The voice control is hold-to-speak, meaning you need to press on the Pure logo (the ‘conch’ button) for Alexa to hear your command. Considering how straightforward the volume and source buttons are, and how you need to link up with your smartphone for music streaming anyway, needing to use a physical button defeats the point of a convenient, hands-free smart assistant.
These voice command features are again more advanced in the DiscovR model, but it doesn’t seem like Alexa really has much to offer in the Pure StreamR.
Pure has a long history of manufacturing quality audio products, and the Pure StreamR does not disappoint in terms of sound.
The speaker packs in a single tweeter in the raised part of the body, with a two-inch subwoofer in the base. The raised section also creates a funnel of air underneath the drivers, giving a pleasing resonance to the sound and a firmer bass than you might expect for the size.
What’s most impressive is how well the audio detail holds up at higher volumes. Listening to God’s Favorite Customer by Father John Misty, the track’s gorgeous vocals were out in full force, the track’s steady percussion aptly handled by the StreamR’s subwoofer.
This is a speaker designed with radio in mind, and the Pure StreamR is equally at home with chat shows and talking heads as it is with pop bangers or slow country rock.
There are a lot of Bluetooth speakers that settle for tinny audio, and the faithfully-recreated sound in the StreamR shows that doesn’t have to be the case. It’s not a quiet speaker either – unless you want it to be. It can really belt out sound for its compact size, and we were happily wandering our flat with the StreamR’s audio calling out to us from the other room.
As an Alexa speaker, the £169 StreamR is closest in price to the Amazon Echo Plus (£139), though the StreamR packs in FM and DAB+ radio while matching Amazon’s speaker in terms of sound quality.

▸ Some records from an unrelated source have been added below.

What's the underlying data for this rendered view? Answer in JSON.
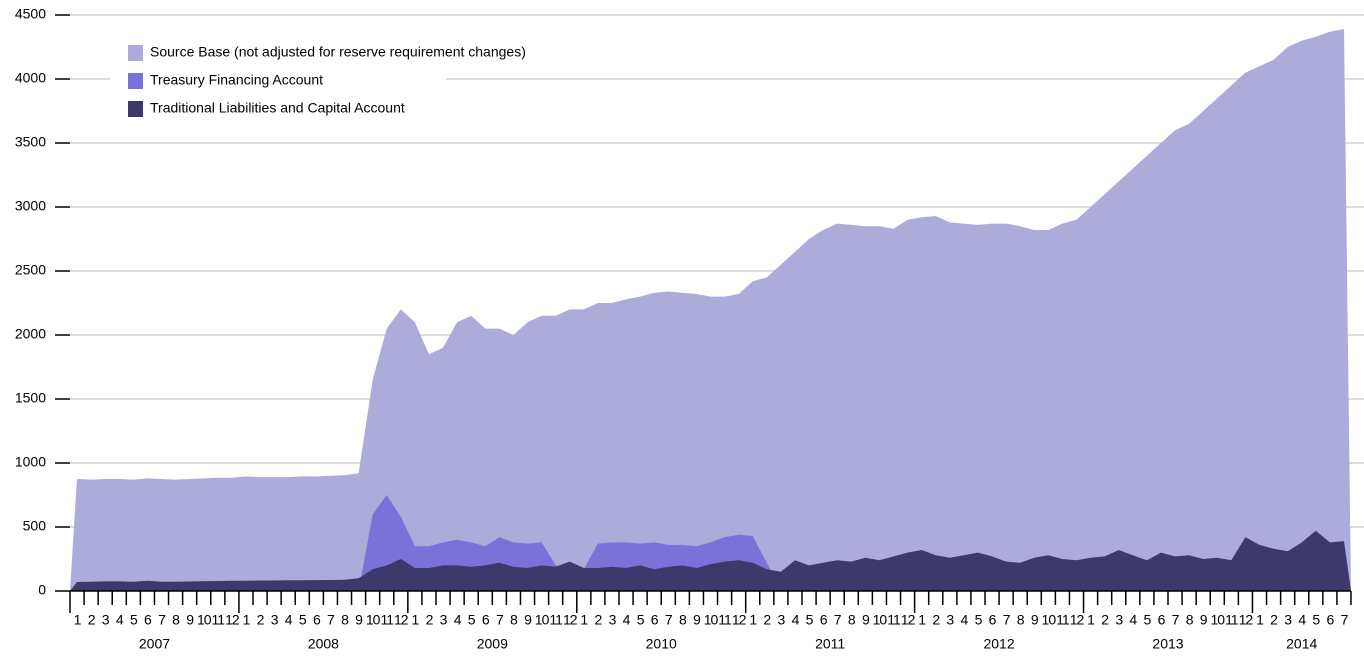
{
  "chart_data": {
    "type": "area",
    "categories": [
      "1",
      "2",
      "3",
      "4",
      "5",
      "6",
      "7",
      "8",
      "9",
      "10",
      "11",
      "12",
      "1",
      "2",
      "3",
      "4",
      "5",
      "6",
      "7",
      "8",
      "9",
      "10",
      "11",
      "12",
      "1",
      "2",
      "3",
      "4",
      "5",
      "6",
      "7",
      "8",
      "9",
      "10",
      "11",
      "12",
      "1",
      "2",
      "3",
      "4",
      "5",
      "6",
      "7",
      "8",
      "9",
      "10",
      "11",
      "12",
      "1",
      "2",
      "3",
      "4",
      "5",
      "6",
      "7",
      "8",
      "9",
      "10",
      "11",
      "12",
      "1",
      "2",
      "3",
      "4",
      "5",
      "6",
      "7",
      "8",
      "9",
      "10",
      "11",
      "12",
      "1",
      "2",
      "3",
      "4",
      "5",
      "6",
      "7",
      "8",
      "9",
      "10",
      "11",
      "12",
      "1",
      "2",
      "3",
      "4",
      "5",
      "6",
      "7"
    ],
    "years": [
      "2007",
      "2008",
      "2009",
      "2010",
      "2011",
      "2012",
      "2013",
      "2014"
    ],
    "series": [
      {
        "name": "Source Base (not adjusted for reserve requirement changes)",
        "color": "#adabd9",
        "values": [
          875,
          870,
          875,
          875,
          870,
          880,
          875,
          870,
          875,
          880,
          885,
          885,
          895,
          890,
          890,
          890,
          895,
          895,
          900,
          905,
          920,
          1650,
          2050,
          2200,
          2100,
          1850,
          1900,
          2100,
          2150,
          2050,
          2050,
          2000,
          2100,
          2150,
          2150,
          2200,
          2200,
          2250,
          2250,
          2280,
          2300,
          2330,
          2340,
          2330,
          2320,
          2300,
          2300,
          2320,
          2420,
          2450,
          2550,
          2650,
          2750,
          2820,
          2870,
          2860,
          2850,
          2850,
          2830,
          2900,
          2920,
          2930,
          2880,
          2870,
          2860,
          2870,
          2870,
          2850,
          2820,
          2820,
          2870,
          2900,
          3000,
          3100,
          3200,
          3300,
          3400,
          3500,
          3600,
          3650,
          3750,
          3850,
          3950,
          4050,
          4100,
          4150,
          4250,
          4300,
          4330,
          4370,
          4390
        ]
      },
      {
        "name": "Treasury Financing Account",
        "color": "#7a72d8",
        "values": [
          0,
          0,
          0,
          0,
          0,
          0,
          0,
          0,
          0,
          0,
          0,
          0,
          0,
          0,
          0,
          0,
          0,
          0,
          0,
          0,
          0,
          600,
          750,
          580,
          350,
          350,
          380,
          400,
          380,
          350,
          420,
          380,
          370,
          380,
          200,
          180,
          170,
          370,
          380,
          380,
          370,
          380,
          360,
          360,
          350,
          380,
          420,
          440,
          430,
          220,
          0,
          0,
          0,
          0,
          0,
          0,
          0,
          0,
          0,
          0,
          0,
          0,
          0,
          0,
          0,
          0,
          0,
          0,
          0,
          0,
          0,
          0,
          0,
          0,
          0,
          0,
          0,
          0,
          0,
          0,
          0,
          0,
          0,
          0,
          0,
          0,
          0,
          0,
          0,
          0,
          0
        ]
      },
      {
        "name": "Traditional Liabilities and Capital Account",
        "color": "#3d3a6b",
        "values": [
          70,
          72,
          75,
          75,
          72,
          80,
          72,
          72,
          74,
          76,
          78,
          80,
          80,
          82,
          82,
          84,
          84,
          85,
          86,
          88,
          100,
          170,
          200,
          250,
          180,
          180,
          200,
          200,
          190,
          200,
          220,
          190,
          180,
          200,
          190,
          230,
          180,
          180,
          190,
          180,
          200,
          170,
          190,
          200,
          180,
          210,
          230,
          240,
          220,
          170,
          150,
          240,
          200,
          220,
          240,
          230,
          260,
          240,
          270,
          300,
          320,
          280,
          260,
          280,
          300,
          270,
          230,
          220,
          260,
          280,
          250,
          240,
          260,
          270,
          320,
          280,
          240,
          300,
          270,
          280,
          250,
          260,
          240,
          420,
          360,
          330,
          310,
          380,
          470,
          380,
          390
        ]
      }
    ],
    "ylim": [
      0,
      4500
    ],
    "yticks": [
      0,
      500,
      1000,
      1500,
      2000,
      2500,
      3000,
      3500,
      4000,
      4500
    ],
    "grid": true
  }
}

The Echo Plus technically goes louder, with bigger bass, but the sound isn't quite as controlled, and you'll find the audio on the StreamR more faithful to the tracks you're listening to.
The Pure StreamR looks to bridge the company’s radio heritage with a modern form factor and the beginnings of voice control, to appeal to a wide audience across generations.
This speaker can certainly deliver on sound, with a detailed and controlled output that holds up right to the StreamR’s max volume – and the StreamR’s innovative design choices really do stand out in a bloated market.
It’s the smart capabilities, however, that caused us frustration. Alexa doesn’t quite feel at home, with hesitant hold-to-speak voice functionality that simply doesn’t add much value in a portable speaker.
With a more fleshed-out offering in the £229 Pure DiscovR, and a cheaper, waterproof speaker (the £119 Pure StreamR Splash) for outdoor use coming later in the year, the StreamR may end up being lost in the middle. But for those after a well-made and stylish Bluetooth speaker, one that can offer both wireless streaming and FM / DAB+ radio, this may be just what you need.